Large distance liquid pumping by AC electro-osmosis for the delivery of biological cells and reagents in microfluidic devices

Liquid pumping, mixing and biological cells/reagents delivery in micro- or nano-liter volume is critical in lab-on-chip systems. We describe a novel AC electro-osmosis device for delivering reagents/cells over large distances without a global pressure gradient. Our device features facile transport range scalability in x- and y-axes, using continuous flow in a serpentine microchannel realized by microelectrode pairs arrayed in a unique antiparallel-asymmetric configuration. Co-planar microelectrodes on glass substrate are fabricated from gold with chromium as seed layer using micro-electro-mechanical system (MEMS) technology. Sealed upon the micro-electrodes is an open-ended serpentine microchannel having width 80μm and depth 45μm; formed by micromolding PDMS with a silicon-based mold.

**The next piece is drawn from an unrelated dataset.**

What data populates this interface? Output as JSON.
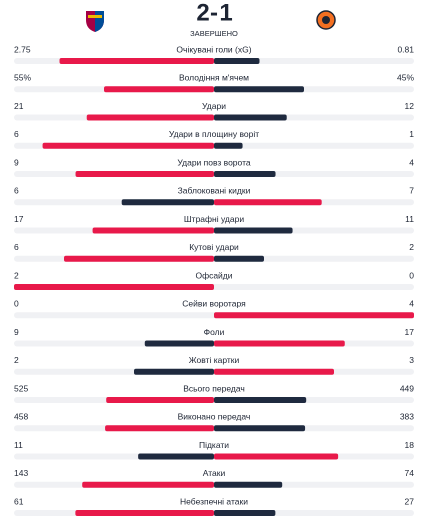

AC signals at 3.5V^pp and 0.5V DC offset is used to energize the microelectrodes, and polystyrene beads with diameter 5.0μm are used as tracer particles to visualize flow. Maximum velocity of 871 μm/s was recorded using AC signals at 8 kHz. The ease of scaling up transport distance range in 2-axes is unique to our device. Scalability in x-axis is achieved by varying the number of microelectrode pairs; and in y-axis by varying the number of microelectrodes iterations and the corresponding number of turns in the serpentine microchannel. Being scalable in transporting fluidic volume with high efficiency under small driving voltages makes our device suitable for miniaturization in a micro-total-analytical-system. Our device could be applied towards multiple point reagents, biological cells and particles delivery and mixing in a lab-on-chip.